[OpenAFS] Re: [OpenAFS-devel] 1.6 and post-1.6 OpenAFS branch management and schedule

Russ Allbery rra@stanford.edu
Thu, 17 Jun 2010 11:59:29 -0700

"Christopher D. Clausen" <cclausen@acm.org> writes:
> Russ Allbery <rra@stanford.edu> wrote:

>> Chris, to check, are you currently using --enable-fast-restart or
>> --enable-bitmap-later?

> Yes, both of them.


> I have heard that, but I have never experienced any problems myself in
> many years of running that way.

Yes, that's how Russian roulette generally works.  :)

> Its fine to not have it enabled by default, but I can't see why one
> would remove the functionality from the source tree.

Well, I want to remove the functionality from the source tree because the
code is difficult to maintain in conjunction with other features that
aren't dangerous and which we can comfortably recommend people use.  I
don't see either of these options being a strategic direction that OpenAFS
should take going forward, so insofar as they interfere with maintaining
or adding new features that *are* that strategic direction, they make it
harder to maintain the software.

> I guess I don't understand the particulars of what could happen, but if
> one is really worried about sending corrupt data, wouldn't the best
> thing to do be check the data as it is being sent and return errors then
> and log that something is wrong,

Yes, that's what demand-attach does by salvaging the volume.

> not require an ENTIRE VOLUME to be salvaged, leaving all of the files
> inaccessible for a potentially long period of time?

Unless you salvage the volume, you have absolutely no idea whether the
data is corrupt or not.  Checking the consistency of the data is exactly
what salvager does.  You can't do that on the fly in the file server; the
file server would then be just as slow as the salvager.  :)

> I mean I occationally see NTFS errors in the event log on Windows
> servers. Windows doesn't take the disk offline and run a chkdsk for me
> to prevent potential errors, it allows me to try and access other data
> and if it works there are no problems and denies access to specific
> files or directories if there is corruption.

I'm quite sure that, after an unclean crash, your Windows server doesn't
remount the file system without doing a consistency check.  No operating
system treats its file systems that way.

> Will DAFS be enabled by default in 1.6?

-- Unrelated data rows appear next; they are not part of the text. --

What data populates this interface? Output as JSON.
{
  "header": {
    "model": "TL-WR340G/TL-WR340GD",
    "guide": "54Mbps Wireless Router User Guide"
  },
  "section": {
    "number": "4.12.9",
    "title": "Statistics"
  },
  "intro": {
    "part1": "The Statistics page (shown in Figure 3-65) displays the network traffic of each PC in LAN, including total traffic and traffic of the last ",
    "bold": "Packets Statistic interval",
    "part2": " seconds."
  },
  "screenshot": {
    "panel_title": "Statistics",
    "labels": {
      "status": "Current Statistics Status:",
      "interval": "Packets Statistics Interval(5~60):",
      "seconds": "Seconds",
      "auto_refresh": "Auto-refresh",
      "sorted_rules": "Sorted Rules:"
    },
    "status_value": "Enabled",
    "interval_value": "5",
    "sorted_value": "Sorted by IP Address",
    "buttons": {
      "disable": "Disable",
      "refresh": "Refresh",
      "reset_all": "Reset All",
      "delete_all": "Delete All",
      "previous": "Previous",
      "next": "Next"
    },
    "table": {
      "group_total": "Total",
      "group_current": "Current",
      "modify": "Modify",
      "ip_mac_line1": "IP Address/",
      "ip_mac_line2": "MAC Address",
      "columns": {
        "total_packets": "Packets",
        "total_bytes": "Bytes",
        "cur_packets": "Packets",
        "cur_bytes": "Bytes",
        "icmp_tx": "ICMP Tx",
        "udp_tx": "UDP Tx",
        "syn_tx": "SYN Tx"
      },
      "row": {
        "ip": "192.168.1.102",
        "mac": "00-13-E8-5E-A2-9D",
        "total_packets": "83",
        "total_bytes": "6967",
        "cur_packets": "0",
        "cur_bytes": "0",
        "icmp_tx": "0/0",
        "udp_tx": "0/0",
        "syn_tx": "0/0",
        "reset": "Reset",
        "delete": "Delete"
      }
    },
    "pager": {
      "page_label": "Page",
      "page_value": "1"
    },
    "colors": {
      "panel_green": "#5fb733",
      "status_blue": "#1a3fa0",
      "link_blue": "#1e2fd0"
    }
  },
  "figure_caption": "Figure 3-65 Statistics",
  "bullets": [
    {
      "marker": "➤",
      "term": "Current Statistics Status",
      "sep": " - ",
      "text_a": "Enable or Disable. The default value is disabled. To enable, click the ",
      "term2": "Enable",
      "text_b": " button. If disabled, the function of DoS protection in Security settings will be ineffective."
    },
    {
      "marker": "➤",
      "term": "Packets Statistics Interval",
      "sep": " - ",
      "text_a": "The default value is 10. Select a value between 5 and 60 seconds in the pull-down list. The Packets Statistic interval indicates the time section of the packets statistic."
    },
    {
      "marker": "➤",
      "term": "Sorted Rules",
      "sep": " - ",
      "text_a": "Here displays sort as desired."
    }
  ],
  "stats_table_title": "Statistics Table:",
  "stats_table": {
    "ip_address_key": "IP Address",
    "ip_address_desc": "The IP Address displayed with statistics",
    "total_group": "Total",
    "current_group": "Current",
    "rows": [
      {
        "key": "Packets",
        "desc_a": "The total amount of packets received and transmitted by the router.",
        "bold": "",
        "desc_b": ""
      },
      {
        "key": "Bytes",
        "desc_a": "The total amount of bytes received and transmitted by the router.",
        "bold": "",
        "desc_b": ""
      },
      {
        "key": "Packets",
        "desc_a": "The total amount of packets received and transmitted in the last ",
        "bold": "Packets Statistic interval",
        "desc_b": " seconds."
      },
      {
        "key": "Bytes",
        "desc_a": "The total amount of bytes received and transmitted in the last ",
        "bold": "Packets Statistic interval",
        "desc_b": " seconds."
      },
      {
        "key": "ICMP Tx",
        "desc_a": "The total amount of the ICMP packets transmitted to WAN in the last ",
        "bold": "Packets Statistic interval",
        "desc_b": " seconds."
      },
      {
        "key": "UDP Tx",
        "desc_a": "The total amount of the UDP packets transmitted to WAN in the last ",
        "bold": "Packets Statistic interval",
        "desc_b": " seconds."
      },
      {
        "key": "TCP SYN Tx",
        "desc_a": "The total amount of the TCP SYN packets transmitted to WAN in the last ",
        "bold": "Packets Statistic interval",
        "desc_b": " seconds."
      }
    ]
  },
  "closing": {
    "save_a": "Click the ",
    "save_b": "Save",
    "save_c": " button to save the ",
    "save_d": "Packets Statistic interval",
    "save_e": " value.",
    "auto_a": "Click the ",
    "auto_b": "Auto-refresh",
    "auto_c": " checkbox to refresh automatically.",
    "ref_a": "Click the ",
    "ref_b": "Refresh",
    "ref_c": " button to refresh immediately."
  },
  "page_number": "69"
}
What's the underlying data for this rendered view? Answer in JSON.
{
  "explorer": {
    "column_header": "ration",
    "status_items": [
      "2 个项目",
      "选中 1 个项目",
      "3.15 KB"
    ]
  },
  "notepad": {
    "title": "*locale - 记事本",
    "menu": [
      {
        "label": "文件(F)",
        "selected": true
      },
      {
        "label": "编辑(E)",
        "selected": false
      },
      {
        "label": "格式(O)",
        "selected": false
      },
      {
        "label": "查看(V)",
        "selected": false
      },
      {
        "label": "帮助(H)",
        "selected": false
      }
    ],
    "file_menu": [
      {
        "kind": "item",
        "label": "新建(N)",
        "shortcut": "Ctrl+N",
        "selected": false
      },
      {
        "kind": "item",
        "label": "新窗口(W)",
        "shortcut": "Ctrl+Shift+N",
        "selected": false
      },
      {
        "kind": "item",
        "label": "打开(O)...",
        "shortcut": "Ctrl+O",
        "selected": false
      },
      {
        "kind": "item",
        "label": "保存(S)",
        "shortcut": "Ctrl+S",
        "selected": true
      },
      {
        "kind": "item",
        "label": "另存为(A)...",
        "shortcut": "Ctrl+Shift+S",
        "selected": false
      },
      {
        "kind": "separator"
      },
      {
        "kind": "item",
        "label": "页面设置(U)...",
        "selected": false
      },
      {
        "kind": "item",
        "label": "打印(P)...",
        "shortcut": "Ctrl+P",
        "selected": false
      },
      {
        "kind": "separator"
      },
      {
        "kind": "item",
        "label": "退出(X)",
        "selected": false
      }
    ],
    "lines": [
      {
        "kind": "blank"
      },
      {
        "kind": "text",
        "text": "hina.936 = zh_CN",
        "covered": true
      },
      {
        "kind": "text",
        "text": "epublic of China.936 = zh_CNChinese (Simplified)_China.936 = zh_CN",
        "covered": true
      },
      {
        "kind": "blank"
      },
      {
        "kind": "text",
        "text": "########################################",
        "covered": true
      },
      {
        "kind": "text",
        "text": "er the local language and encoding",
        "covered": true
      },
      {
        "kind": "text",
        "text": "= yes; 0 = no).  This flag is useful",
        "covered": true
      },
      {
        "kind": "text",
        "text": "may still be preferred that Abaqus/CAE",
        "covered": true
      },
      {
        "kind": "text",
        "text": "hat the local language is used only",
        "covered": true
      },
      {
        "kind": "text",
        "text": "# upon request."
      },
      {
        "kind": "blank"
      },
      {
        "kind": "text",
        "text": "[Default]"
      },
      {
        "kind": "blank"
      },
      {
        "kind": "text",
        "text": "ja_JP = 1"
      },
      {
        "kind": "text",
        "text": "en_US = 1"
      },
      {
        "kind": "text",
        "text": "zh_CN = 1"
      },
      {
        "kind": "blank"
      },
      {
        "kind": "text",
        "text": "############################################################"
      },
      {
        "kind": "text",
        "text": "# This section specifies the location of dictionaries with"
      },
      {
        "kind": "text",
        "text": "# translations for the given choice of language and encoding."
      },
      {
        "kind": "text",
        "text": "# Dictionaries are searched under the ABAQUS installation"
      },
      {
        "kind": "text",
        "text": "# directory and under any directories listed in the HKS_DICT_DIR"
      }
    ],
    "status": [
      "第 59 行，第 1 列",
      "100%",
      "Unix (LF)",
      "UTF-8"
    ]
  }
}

No, or at least I don't believe so.

> Ok, so http://docs.openafs.org/Reference/8/bos_create.html is the only
> documentation on openafs.org on demand attach?

> Ah, I see a http://docs.openafs.org/Reference/8/salvageserver.html as well.

Right, you were asking about migration, which is in bos create.  There's
other documentation, although as Jeff mentioned we really need Admin Guide
documentation as well.

> Perhaps a generic dafs man page is in order for us non-developer types
> to be up to speed on what DAFS is, what the benefits are, and how to use
> it correctly?

I don't believe a man page is an appropriate format to maintain the
higher-level documentation.  It should be in the Admin Guide.

Russ Allbery (rra@stanford.edu)             <http://www.eyrie.org/~eagle/>